Yüce Allah kendisinin ilim, sanat ve kudret sıfatlarını gösteren dört önemli varlığa yani insanın maddî gıdalarından olan incire, zeytine, mânevî gıdası olan vahyin indiği Sînâ dağına ve “emin belde”ye (Mekke), insanların muhtaç oldukları maddî ve mânevî ikramların mükemmel örneklerine yemin ederek insanı en güzel biçimde yarattığını, hem bedenen hem de ruhen yükümlülük alabilecek yeteneklerle donattığını ifade buyurmuştur (insanın seçkin yaratılışı ve üstünlüğü hakkında ayrıca bk. İsrâ 17/70).

Bir görüşe göre incir ve zeytin, mecaz olarak bu ağaçların çokça bulunduğu toprakları, yani Akdeniz’in doğusunda bulunan Filistin ve Suriye’yi simgelemektedir. Kur’an’da adı geçen peygamberlerin çoğu bu topraklarda yaşadıkları ve tebliğde bulundukları için bu iki ağaç cinsi bu peygamberlerin dile getirdiği dinî öğretilerin hayır ve bereketlerinin sembolü olarak kabul edilmektedir. Kezâ “tîn” ve “zeytûn” kelimeleri hakkında, ilkiyle Mekke’deki Mescid-i Haram’ın, ikincisiyle Kudüs’teki Mescid-i Aksâ’nın kastedildiği gibi daha başka sembolik izahlar yapılmıştır. Ancak Şevkânî’nin de haklı olarak belirttiği gibi bu tür yorumların aklî ve naklî dayanağı yoktur (V, 545-546).

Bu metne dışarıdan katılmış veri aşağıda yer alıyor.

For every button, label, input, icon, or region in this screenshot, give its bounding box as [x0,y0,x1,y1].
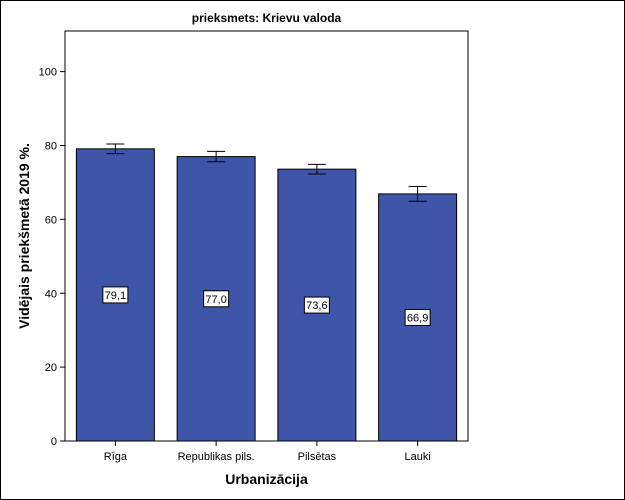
data-label-box [203,290,230,308]
y-axis: 0 20 40 60 80 100 [39,67,65,448]
x-tick-label: Pilsētas [298,451,337,463]
value-labels: 79,1 77,0 73,6 66,9 [102,286,431,326]
data-label: 66,9 [407,312,428,324]
y-tick-label: 100 [39,67,57,79]
y-tick-label: 60 [45,214,57,226]
plot-area [64,30,469,442]
y-axis-title: Vidējais priekšmetā 2019 %. [16,143,32,329]
data-label-box [102,286,129,304]
data-label: 73,6 [306,300,327,312]
data-label: 79,1 [105,290,126,302]
chart-title: prieksmets: Krievu valoda [192,11,342,25]
y-tick-label: 40 [45,288,57,300]
x-tick-label: Republikas pils. [178,451,255,463]
x-tick-label: Lauki [404,451,430,463]
bars [75,148,458,442]
y-tick-label: 0 [51,436,57,448]
x-tick-label: Rīga [104,451,128,463]
x-axis-title: Urbanizācija [225,471,308,487]
y-tick-label: 20 [45,362,57,374]
error-bars [106,143,427,202]
data-label: 77,0 [205,294,226,306]
data-label-box [303,296,330,314]
y-tick-label: 80 [45,141,57,153]
data-label-box [404,308,431,326]
x-axis: Rīga Republikas pils. Pilsētas Lauki [104,441,431,463]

Âyette Sînâ dağı için kullanılan sînîn kelimesinin Habeşçe veya Nabatça olduğu ve “verimli, bereketli, bol ağaçlı” veya “mübarek” anlamına geldiği belirtilir (Râzî, XXXII, 10; İbn Âşûr, XXX, 421). Mekke’nin “güvenli belde” olarak anılmasının sebebi ise gerek İslâm’dan önce gerekse İslâmî dönemde buranın bir barış kenti olarak tanınması ve orada her türlü kan dökmenin yasaklanması , hatta şehre ticaret amacıyla gelen yabancıların mal veya can güvenliğini sağlamak üzere kabileler arasında anlaşmalar yapılıp uygulanmasıdır.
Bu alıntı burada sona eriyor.